2. Das angefochtene Urteil lässt sich auch nicht auf die Erwägungen stützen, mit denen das Verwaltungsgericht die Klage jedenfalls für unbegründet hält. Der angefochtene Zuordnungsbescheid soll hiernach schon deshalb rechtmäßig sein, weil er einer Einigung unter den Zuordnungsprätendenten entspreche, an die die beklagte Zuordnungsbehörde gebunden sei, jedenfalls aber deshalb, weil der Bund seinen Zuordnungsantrag zurückgenommen habe und ihm das Grundstück nicht aufgenötigt werden dürfe. Beide Begründungen stehen mit dem Bundesrecht nicht in Einklang.
a) Der angefochtene Zuordnungsbescheid ist nicht allein deshalb rechtmäßig, weil er dem Inhalt einer Einigung unter den Zuordnungsprätendenten entspräche (§ 2 Abs. 1 Satz 6 VZOG).
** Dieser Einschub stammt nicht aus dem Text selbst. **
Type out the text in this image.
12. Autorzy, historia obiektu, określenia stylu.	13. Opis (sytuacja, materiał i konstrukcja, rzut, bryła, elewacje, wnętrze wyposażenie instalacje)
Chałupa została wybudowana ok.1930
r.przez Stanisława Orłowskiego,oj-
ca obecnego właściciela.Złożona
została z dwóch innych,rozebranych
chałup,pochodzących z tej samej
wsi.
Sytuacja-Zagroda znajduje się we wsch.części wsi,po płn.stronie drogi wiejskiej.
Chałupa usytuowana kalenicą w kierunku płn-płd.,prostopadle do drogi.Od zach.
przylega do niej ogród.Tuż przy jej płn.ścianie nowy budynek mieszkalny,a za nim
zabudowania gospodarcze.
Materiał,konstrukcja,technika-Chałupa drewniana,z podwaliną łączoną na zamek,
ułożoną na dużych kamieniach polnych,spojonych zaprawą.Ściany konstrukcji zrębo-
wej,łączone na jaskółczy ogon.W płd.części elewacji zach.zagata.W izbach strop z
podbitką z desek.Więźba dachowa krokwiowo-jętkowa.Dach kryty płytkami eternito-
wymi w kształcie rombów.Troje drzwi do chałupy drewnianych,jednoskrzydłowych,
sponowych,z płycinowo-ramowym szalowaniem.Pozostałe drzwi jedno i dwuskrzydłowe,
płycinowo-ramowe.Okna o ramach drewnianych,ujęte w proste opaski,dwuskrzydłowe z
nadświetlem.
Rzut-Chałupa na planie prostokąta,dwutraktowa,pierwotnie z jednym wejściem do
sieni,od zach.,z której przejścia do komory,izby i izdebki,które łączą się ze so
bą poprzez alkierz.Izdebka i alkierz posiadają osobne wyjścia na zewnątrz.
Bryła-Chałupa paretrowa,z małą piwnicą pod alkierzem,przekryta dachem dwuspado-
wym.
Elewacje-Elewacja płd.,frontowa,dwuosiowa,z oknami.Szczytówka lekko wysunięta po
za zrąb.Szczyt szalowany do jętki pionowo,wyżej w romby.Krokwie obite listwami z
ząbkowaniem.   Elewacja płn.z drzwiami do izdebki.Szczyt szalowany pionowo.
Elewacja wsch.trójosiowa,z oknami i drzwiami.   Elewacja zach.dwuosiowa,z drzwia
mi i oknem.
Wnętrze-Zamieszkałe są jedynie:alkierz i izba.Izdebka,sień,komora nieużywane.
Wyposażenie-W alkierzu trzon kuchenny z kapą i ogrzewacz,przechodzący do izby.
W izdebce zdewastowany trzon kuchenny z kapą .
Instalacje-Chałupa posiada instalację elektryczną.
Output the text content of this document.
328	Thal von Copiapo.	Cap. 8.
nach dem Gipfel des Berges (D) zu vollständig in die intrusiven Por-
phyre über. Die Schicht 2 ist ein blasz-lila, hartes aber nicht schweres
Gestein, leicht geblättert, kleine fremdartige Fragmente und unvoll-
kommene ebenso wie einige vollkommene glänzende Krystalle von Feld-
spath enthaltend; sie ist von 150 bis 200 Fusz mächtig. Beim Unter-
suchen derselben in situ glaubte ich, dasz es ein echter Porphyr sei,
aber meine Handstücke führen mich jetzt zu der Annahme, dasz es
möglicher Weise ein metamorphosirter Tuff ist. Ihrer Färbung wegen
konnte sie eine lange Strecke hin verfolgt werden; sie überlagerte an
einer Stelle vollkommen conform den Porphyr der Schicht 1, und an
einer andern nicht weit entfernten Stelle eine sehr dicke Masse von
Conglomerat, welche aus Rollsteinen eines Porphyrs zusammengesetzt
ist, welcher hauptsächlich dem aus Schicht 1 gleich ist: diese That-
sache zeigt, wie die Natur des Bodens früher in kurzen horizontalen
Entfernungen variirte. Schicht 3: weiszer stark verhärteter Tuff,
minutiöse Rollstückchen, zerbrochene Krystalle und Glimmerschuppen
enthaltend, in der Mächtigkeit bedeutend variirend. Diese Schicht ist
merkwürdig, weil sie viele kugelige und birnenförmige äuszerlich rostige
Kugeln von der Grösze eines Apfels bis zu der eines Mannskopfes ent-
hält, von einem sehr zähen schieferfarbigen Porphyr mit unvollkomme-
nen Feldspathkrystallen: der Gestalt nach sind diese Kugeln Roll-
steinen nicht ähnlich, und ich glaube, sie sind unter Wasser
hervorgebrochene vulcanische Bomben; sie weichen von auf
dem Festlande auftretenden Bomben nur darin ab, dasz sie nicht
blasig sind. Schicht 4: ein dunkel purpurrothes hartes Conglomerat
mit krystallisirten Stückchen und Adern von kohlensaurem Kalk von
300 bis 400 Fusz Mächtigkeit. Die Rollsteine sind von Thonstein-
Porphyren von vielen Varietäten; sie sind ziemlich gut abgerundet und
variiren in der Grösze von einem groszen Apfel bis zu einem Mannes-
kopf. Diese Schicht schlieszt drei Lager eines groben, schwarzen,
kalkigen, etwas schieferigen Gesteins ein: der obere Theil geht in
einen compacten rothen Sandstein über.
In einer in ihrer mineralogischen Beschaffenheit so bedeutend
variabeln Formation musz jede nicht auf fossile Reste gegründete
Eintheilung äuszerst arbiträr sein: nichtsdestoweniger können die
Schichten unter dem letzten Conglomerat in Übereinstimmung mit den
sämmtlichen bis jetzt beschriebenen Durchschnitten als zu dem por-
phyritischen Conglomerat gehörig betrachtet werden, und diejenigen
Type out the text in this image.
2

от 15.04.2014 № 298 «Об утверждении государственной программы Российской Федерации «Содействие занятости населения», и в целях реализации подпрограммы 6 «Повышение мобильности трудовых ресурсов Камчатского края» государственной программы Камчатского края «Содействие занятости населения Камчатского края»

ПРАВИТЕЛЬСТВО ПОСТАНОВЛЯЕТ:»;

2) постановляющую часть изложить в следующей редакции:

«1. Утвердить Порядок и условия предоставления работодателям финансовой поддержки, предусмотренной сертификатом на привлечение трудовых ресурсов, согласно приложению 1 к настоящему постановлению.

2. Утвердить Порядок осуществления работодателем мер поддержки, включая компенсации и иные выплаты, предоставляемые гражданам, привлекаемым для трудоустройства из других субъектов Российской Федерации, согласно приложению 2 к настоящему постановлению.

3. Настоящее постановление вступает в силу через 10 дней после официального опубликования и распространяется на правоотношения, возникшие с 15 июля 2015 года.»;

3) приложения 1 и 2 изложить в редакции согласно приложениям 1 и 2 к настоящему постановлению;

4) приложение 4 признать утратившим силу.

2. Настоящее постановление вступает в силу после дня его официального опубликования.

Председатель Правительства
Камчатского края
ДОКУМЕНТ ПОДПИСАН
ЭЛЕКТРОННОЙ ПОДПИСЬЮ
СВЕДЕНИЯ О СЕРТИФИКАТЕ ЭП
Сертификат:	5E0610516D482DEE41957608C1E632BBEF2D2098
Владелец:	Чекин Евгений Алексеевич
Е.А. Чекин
Allerdings hat der Bund nach einer gemeinsamen Ortsbegehung mit den übrigen am Verfahren beteiligten Zuordnungsprätendenten seinen Zuordnungsantrag zurückgenommen; darin mag - ähnlich wie in einem Negativattest (vgl. Urteil vom 18. Juli 2002 - BVerwG 3 C 30.01 - Buchholz 428.2 § 2 VZOG Nr. 13) - eine Willenserklärung zu sehen sein, deren konkludente Annahme durch einen anderen, allein noch in Betracht kommenden Prätendenten eine Einigung im Zuordnungsstreit herbeiführt. Die Beklagte wäre an eine solche Einigung aber nur gebunden gewesen, wenn sie wirksam war. Daran fehlt es, wenn sie in Rechte Dritter eingreift, sofern der Dritte nicht zustimmt. Diesem Grundsatz verleiht § 58 Abs. 1 VwVfG allgemeinen Ausdruck. Er wird auch von § 2 Abs. 1 Satz 6 VZOG aufgegriffen. Hiernach ist die Befugnis der Verfahrensbeteiligten, eine Einigung unter Abweichung von der materiellen Zuordnungsrechtslage zu treffen, davon abhängig, dass damit Rechte anderer Zuordnungsberechtigter nicht verletzt werden. Das Gesetz erwähnt ausdrücklich nur die Rechte anderer Zuordnungsberechtigter, weil im Regelfall allein diese von der Vermögenszuordnung in ihren Rechten betroffen werden können. Daraus lässt sich aber nicht schließen, dass eine Einigung nach § 2 Abs. 1 Satz 6 VZOG auf die Rechte privater Dritter selbst dann keine Rücksicht zu nehmen brauchte, wenn solche ausnahmsweise berührt sein können. Das gilt namentlich dann, wenn das Recht des privaten Dritten - wie hier - gerade darin besteht, die materielle Zuordnungsberechtigung eines der an der Einigung beteiligten Prätendenten - und sei es gegen dessen Willen - geltend zu machen.
b) Der angefochtene Zuordnungsbescheid ist auch nicht deshalb rechtmäßig, weil die strittigen Grundstücke dem Bund, nachdem dieser seinen Zuordnungsantrag zurückgenommen hatte, nicht hätten "aufgedrängt" werden dürfen und deshalb allein noch eine Zuordnung an die Beigeladene in Betracht gekommen sei. Der Zuordnungsbescheid ist - außer im Falle der öffentlich-rechtlichen Restitution - kein mitwirkungsbedürftiger Verwaltungsakt; er setzt zu seiner Rechtmäßigkeit nicht den Antrag des Zuordnungsempfängers voraus. Das ergibt sich schon aus § 1 Abs. 6 VZOG, demzufolge die Zuordnungsbehörde bei öffentlichem Interesse in den Fällen des Absatzes 1 auch von Amts wegen entscheidet. Es folgt auch aus Sinn und Zweck des Zuordnungsrechts, welches den zuständigen Verwaltungsträger bestimmen soll. Das kann nicht von dessen Zustimmung abhängig sein. Andernfalls könnten etwa Grundstücke, die mehr Lasten als Nutzen versprechen, kaum je zugeordnet werden (vgl. Urteil vom 27. April 2006 - BVerwG 3 C 23.05 - ZOV 2006, 284).